Now, McCormick and her teammates will not get that chance. As she reflects on her college career coming to an abrupt end, McCormick will miss her senior teammates, who as strangers during her freshman year turned into her roommates and best friends.
“Looking back on my career as a Saint, I won’t remember the runs scored, the at-bats or the errors, but I will remember the laughs, the memories and all the amazing women who made my experience at Carroll better than anything I could ever imagine,” she said.
McCormick, who admitted having mixed emotions about her career ending, is excited about the next chapter in her sports career. The playing days may be over, but McCormick looks to follow in her father’s footsteps, going from playing for the Saints to coaching.
“Now that the dust has settled, I’ve come to terms with the end of my season,” said McCormick, who plans on coaching a travel team this summer before moving to Reno. “Even though I won’t be a player anymore, that doesn’t mean I will be done with my career in softball. It just means I get to start looking forward to becoming a coach and sharing the love I have for softball with a whole new generation.”
McCormick was a three-sport star during her time with the Greenwave.
She excelled on the volleyball court under coach Patty Daum and was a key component to Anne Smith’s girls basketball program’s success as a senior, helping lay the foundation the year before Fallon started its three-title run.
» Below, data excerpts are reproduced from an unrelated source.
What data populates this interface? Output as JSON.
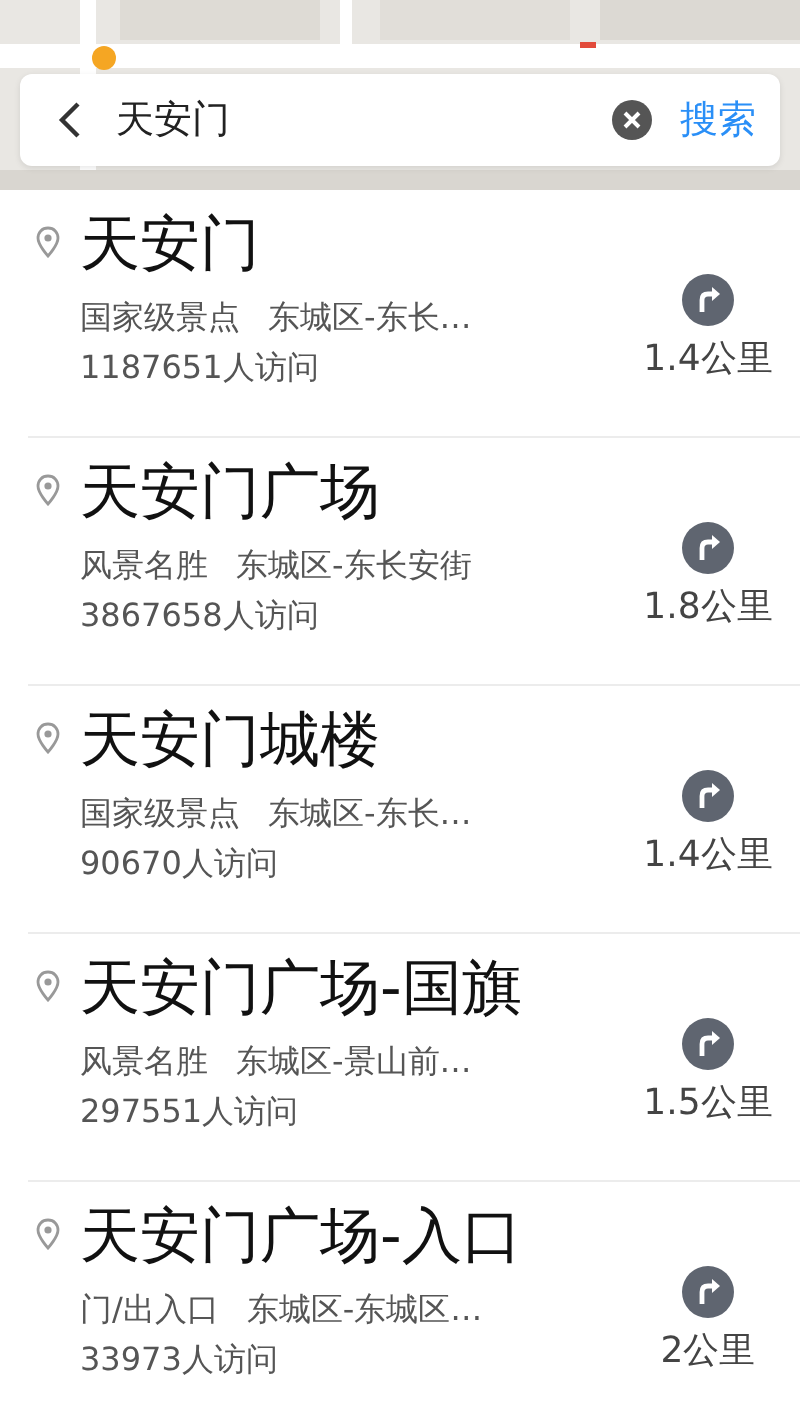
{
  "search": {
    "value": "天安门",
    "action": "搜索"
  },
  "results": [
    {
      "name": "天安门",
      "category": "国家级景点",
      "address": "东城区-东长…",
      "visits": "1187651人访问",
      "distance": "1.4公里"
    },
    {
      "name": "天安门广场",
      "category": "风景名胜",
      "address": "东城区-东长安街",
      "visits": "3867658人访问",
      "distance": "1.8公里"
    },
    {
      "name": "天安门城楼",
      "category": "国家级景点",
      "address": "东城区-东长…",
      "visits": "90670人访问",
      "distance": "1.4公里"
    },
    {
      "name": "天安门广场-国旗",
      "category": "风景名胜",
      "address": "东城区-景山前…",
      "visits": "297551人访问",
      "distance": "1.5公里"
    },
    {
      "name": "天安门广场-入口",
      "category": "门/出入口",
      "address": "东城区-东城区…",
      "visits": "33973人访问",
      "distance": "2公里"
    }
  ]
}
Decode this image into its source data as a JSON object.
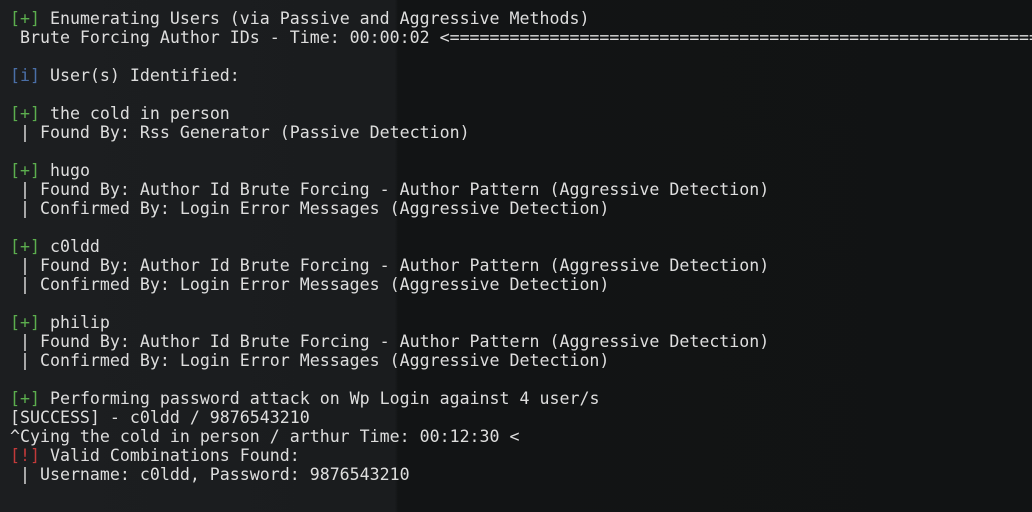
{
  "colors": {
    "success_tag": "#5cae4e",
    "info_tag": "#4a6fa7",
    "alert_tag": "#c23a3a",
    "text": "#dedede",
    "background": "#141617"
  },
  "lines": [
    {
      "tag": "[+]",
      "tag_type": "green",
      "text": " Enumerating Users (via Passive and Aggressive Methods)"
    },
    {
      "tag": "",
      "tag_type": "",
      "text": " Brute Forcing Author IDs - Time: 00:00:02 <==================================================================="
    },
    {
      "tag": "",
      "tag_type": "",
      "text": ""
    },
    {
      "tag": "[i]",
      "tag_type": "blue",
      "text": " User(s) Identified:"
    },
    {
      "tag": "",
      "tag_type": "",
      "text": ""
    },
    {
      "tag": "[+]",
      "tag_type": "green",
      "text": " the cold in person"
    },
    {
      "tag": "",
      "tag_type": "",
      "text": " | Found By: Rss Generator (Passive Detection)"
    },
    {
      "tag": "",
      "tag_type": "",
      "text": ""
    },
    {
      "tag": "[+]",
      "tag_type": "green",
      "text": " hugo"
    },
    {
      "tag": "",
      "tag_type": "",
      "text": " | Found By: Author Id Brute Forcing - Author Pattern (Aggressive Detection)"
    },
    {
      "tag": "",
      "tag_type": "",
      "text": " | Confirmed By: Login Error Messages (Aggressive Detection)"
    },
    {
      "tag": "",
      "tag_type": "",
      "text": ""
    },
    {
      "tag": "[+]",
      "tag_type": "green",
      "text": " c0ldd"
    },
    {
      "tag": "",
      "tag_type": "",
      "text": " | Found By: Author Id Brute Forcing - Author Pattern (Aggressive Detection)"
    },
    {
      "tag": "",
      "tag_type": "",
      "text": " | Confirmed By: Login Error Messages (Aggressive Detection)"
    },
    {
      "tag": "",
      "tag_type": "",
      "text": ""
    },
    {
      "tag": "[+]",
      "tag_type": "green",
      "text": " philip"
    },
    {
      "tag": "",
      "tag_type": "",
      "text": " | Found By: Author Id Brute Forcing - Author Pattern (Aggressive Detection)"
    },
    {
      "tag": "",
      "tag_type": "",
      "text": " | Confirmed By: Login Error Messages (Aggressive Detection)"
    },
    {
      "tag": "",
      "tag_type": "",
      "text": ""
    },
    {
      "tag": "[+]",
      "tag_type": "green",
      "text": " Performing password attack on Wp Login against 4 user/s"
    },
    {
      "tag": "",
      "tag_type": "",
      "text": "[SUCCESS] - c0ldd / 9876543210"
    },
    {
      "tag": "",
      "tag_type": "",
      "text": "^Cying the cold in person / arthur Time: 00:12:30 <"
    },
    {
      "tag": "[!]",
      "tag_type": "red",
      "text": " Valid Combinations Found:"
    },
    {
      "tag": "",
      "tag_type": "",
      "text": " | Username: c0ldd, Password: 9876543210"
    }
  ]
}
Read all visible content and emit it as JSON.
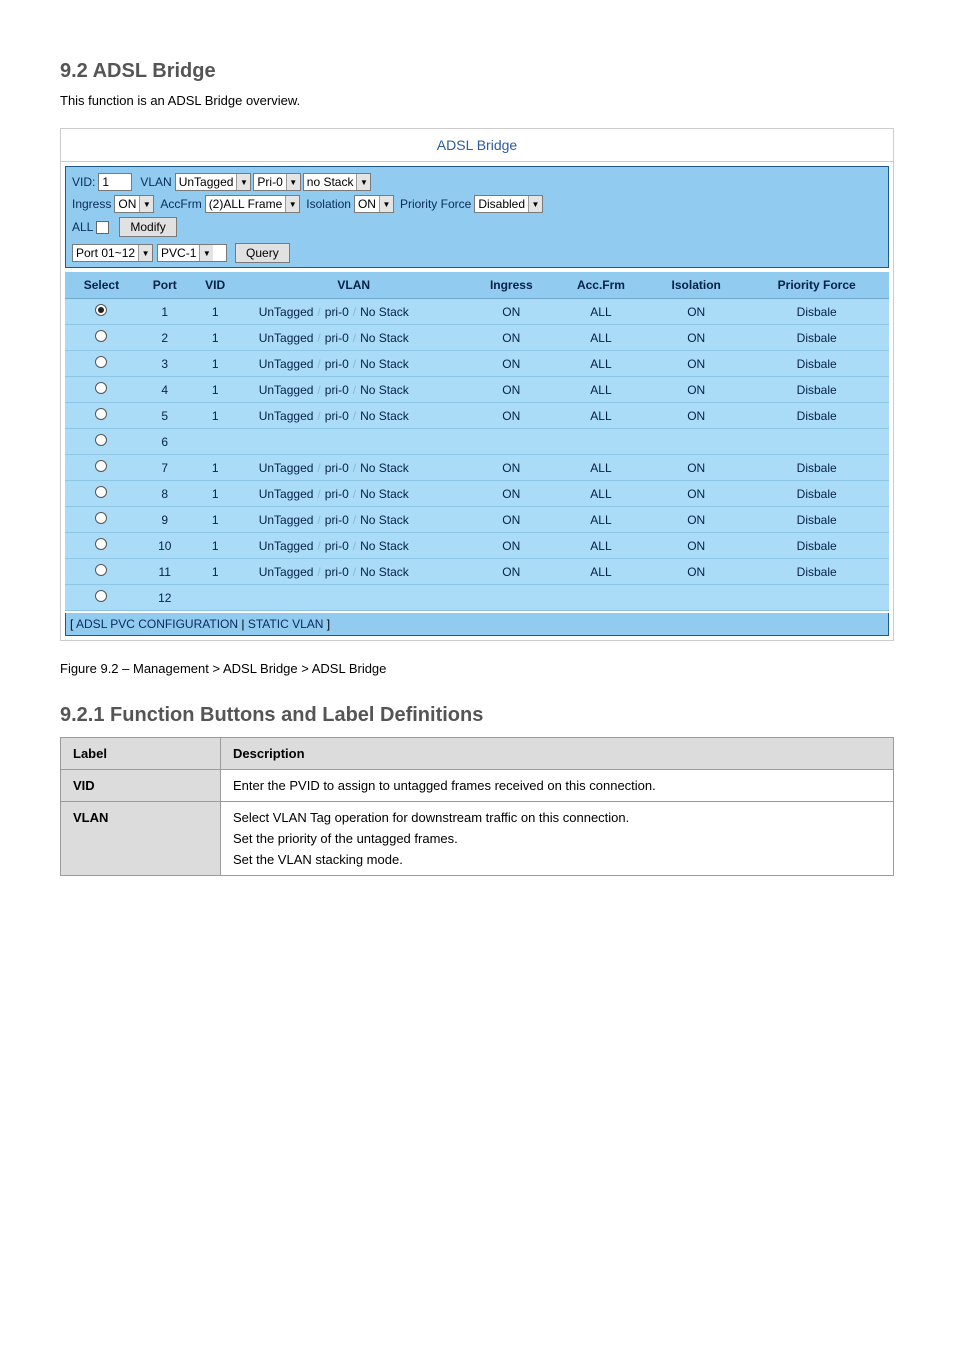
{
  "page": {
    "title": "9.2 ADSL Bridge",
    "intro": "This function is an ADSL Bridge overview."
  },
  "figure": {
    "heading": "ADSL Bridge",
    "toolbar": {
      "vid_label": "VID:",
      "vid_value": "1",
      "vlan_label": "VLAN",
      "vlan_sel": "UnTagged",
      "pri_sel": "Pri-0",
      "stack_sel": "no Stack",
      "ingress_label": "Ingress",
      "ingress_sel": "ON",
      "accfrm_label": "AccFrm",
      "accfrm_sel": "(2)ALL Frame",
      "isolation_label": "Isolation",
      "isolation_sel": "ON",
      "priority_force_label": "Priority Force",
      "priority_force_sel": "Disabled",
      "all_label": "ALL",
      "modify_btn": "Modify",
      "port_sel": "Port 01~12",
      "pvc_sel": "PVC-1",
      "query_btn": "Query"
    },
    "columns": {
      "select": "Select",
      "port": "Port",
      "vid": "VID",
      "vlan": "VLAN",
      "ingress": "Ingress",
      "accfrm": "Acc.Frm",
      "isolation": "Isolation",
      "priority_force": "Priority Force"
    },
    "rows": [
      {
        "selected": true,
        "port": "1",
        "vid": "1",
        "tag": "UnTagged",
        "pri": "pri-0",
        "stack": "No Stack",
        "ingress": "ON",
        "accfrm": "ALL",
        "isolation": "ON",
        "priority": "Disbale"
      },
      {
        "selected": false,
        "port": "2",
        "vid": "1",
        "tag": "UnTagged",
        "pri": "pri-0",
        "stack": "No Stack",
        "ingress": "ON",
        "accfrm": "ALL",
        "isolation": "ON",
        "priority": "Disbale"
      },
      {
        "selected": false,
        "port": "3",
        "vid": "1",
        "tag": "UnTagged",
        "pri": "pri-0",
        "stack": "No Stack",
        "ingress": "ON",
        "accfrm": "ALL",
        "isolation": "ON",
        "priority": "Disbale"
      },
      {
        "selected": false,
        "port": "4",
        "vid": "1",
        "tag": "UnTagged",
        "pri": "pri-0",
        "stack": "No Stack",
        "ingress": "ON",
        "accfrm": "ALL",
        "isolation": "ON",
        "priority": "Disbale"
      },
      {
        "selected": false,
        "port": "5",
        "vid": "1",
        "tag": "UnTagged",
        "pri": "pri-0",
        "stack": "No Stack",
        "ingress": "ON",
        "accfrm": "ALL",
        "isolation": "ON",
        "priority": "Disbale"
      },
      {
        "selected": false,
        "port": "6",
        "vid": "",
        "tag": "",
        "pri": "",
        "stack": "",
        "ingress": "",
        "accfrm": "",
        "isolation": "",
        "priority": ""
      },
      {
        "selected": false,
        "port": "7",
        "vid": "1",
        "tag": "UnTagged",
        "pri": "pri-0",
        "stack": "No Stack",
        "ingress": "ON",
        "accfrm": "ALL",
        "isolation": "ON",
        "priority": "Disbale"
      },
      {
        "selected": false,
        "port": "8",
        "vid": "1",
        "tag": "UnTagged",
        "pri": "pri-0",
        "stack": "No Stack",
        "ingress": "ON",
        "accfrm": "ALL",
        "isolation": "ON",
        "priority": "Disbale"
      },
      {
        "selected": false,
        "port": "9",
        "vid": "1",
        "tag": "UnTagged",
        "pri": "pri-0",
        "stack": "No Stack",
        "ingress": "ON",
        "accfrm": "ALL",
        "isolation": "ON",
        "priority": "Disbale"
      },
      {
        "selected": false,
        "port": "10",
        "vid": "1",
        "tag": "UnTagged",
        "pri": "pri-0",
        "stack": "No Stack",
        "ingress": "ON",
        "accfrm": "ALL",
        "isolation": "ON",
        "priority": "Disbale"
      },
      {
        "selected": false,
        "port": "11",
        "vid": "1",
        "tag": "UnTagged",
        "pri": "pri-0",
        "stack": "No Stack",
        "ingress": "ON",
        "accfrm": "ALL",
        "isolation": "ON",
        "priority": "Disbale"
      },
      {
        "selected": false,
        "port": "12",
        "vid": "",
        "tag": "",
        "pri": "",
        "stack": "",
        "ingress": "",
        "accfrm": "",
        "isolation": "",
        "priority": ""
      }
    ],
    "footer": {
      "open": "[ ",
      "link1": "ADSL PVC CONFIGURATION",
      "sep": " | ",
      "link2": "STATIC VLAN",
      "close": " ]"
    }
  },
  "caption": "Figure 9.2 – Management > ADSL Bridge > ADSL Bridge",
  "def_title_full": "9.2.1 Function Buttons and Label Definitions",
  "label_table": {
    "h1": "Label",
    "h2": "Description",
    "r1c1": "VID",
    "r1c2": "Enter the PVID to assign to untagged frames received on this connection.",
    "r2c1": "VLAN",
    "r2c2_p1": "Select VLAN Tag operation for downstream traffic on this connection.",
    "r2c2_p2": "Set the priority of the untagged frames.",
    "r2c2_p3": "Set the VLAN stacking mode."
  }
}
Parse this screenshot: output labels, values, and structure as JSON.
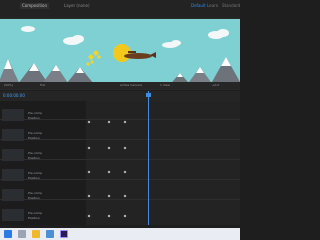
{
  "app": {
    "title": "Untitled Project",
    "tabs": [
      "Composition",
      "Layer (none)"
    ],
    "right_tabs": [
      "Default",
      "Learn",
      "Standard"
    ],
    "accent": "#2d8ceb"
  },
  "viewer": {
    "sky_color": "#7fd0d3",
    "cloud_color": "#f4f7f8",
    "mountain_color": "#7a7f88",
    "snow_color": "#ffffff",
    "sun_color": "#f2c81c",
    "plane_color": "#6b3d1f",
    "bar_items": [
      "(50%)",
      "Full",
      "Active Camera",
      "1 View",
      "+0.0"
    ]
  },
  "timeline": {
    "timecode": "0:00:00:00",
    "layers": [
      {
        "name": "Pre-comp",
        "sub": "Position"
      },
      {
        "name": "Pre-comp",
        "sub": "Position"
      },
      {
        "name": "Pre-comp",
        "sub": "Position"
      },
      {
        "name": "Pre-comp",
        "sub": "Position"
      },
      {
        "name": "Pre-comp",
        "sub": "Position"
      },
      {
        "name": "Pre-comp",
        "sub": "Position"
      }
    ],
    "playhead_color": "#3f8de3"
  },
  "taskbar": {
    "icons": [
      "windows-start-icon",
      "search-icon",
      "file-explorer-icon",
      "mail-icon",
      "after-effects-icon"
    ]
  }
}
The diamond, though, is where McCormick found the most success when she led the Lady Wave to two state titles under coaches Bill Archer and Brad Dolan.
Playing three sports helped McCormick prepare for Carroll College.
Developing critical time management skills that spanned over her class schedule, homework, practices and games helped the Fallon native adapt to the college experience much easier.
“It wasn’t as harsh of an adjustment because I was used to juggling school, volunteering, practices, open gyms,” she said.
Her coaches also played an integral part.
“Patty taught me the importance of working hard and knowing my role so I could be the best teammate possible,” McCormick said.
“Coach Smith taught me how to prepare for every game and practice. She also taught me that everything you face in life, the good and the bad, are bricks in the wall that will make you who you are today.
“Bill and Brad taught me the that there is a time and a place for fun and hard work and how to know the difference.”
And as crucial it was to have good coaches, McCormick is thankful for her family, in particular, her parents, Tom and Missy, for their sacrifices and ability to support Megan and her two brothers. Sean is in his first year at the University of Idaho and Tommy, a senior at Churchill County High School, will join his brother in the fall.
“They were always my No. 1 fans and they always supported me in everything I did,” said McCormick. “Being 12 hours from home and having two very active brothers keeps my parents from making as many games as they would like, but they always make the sacrifice to make at least one home series and multiple away series.
“For my senior season, even though it was cut short because of the pandemic, I had at least one parent at every series. Even though my brothers are busy with sports and having all three of us kids in three different states wasn’t easy, I never felt left out or forgotten because I was 12 hours away.
“My parents always made it a priority that no one kid was left out and I will forever cherish them and everything my parents sacrificed to make Sean, Tommy and me the best athletes and even more than that, the best people we could be.”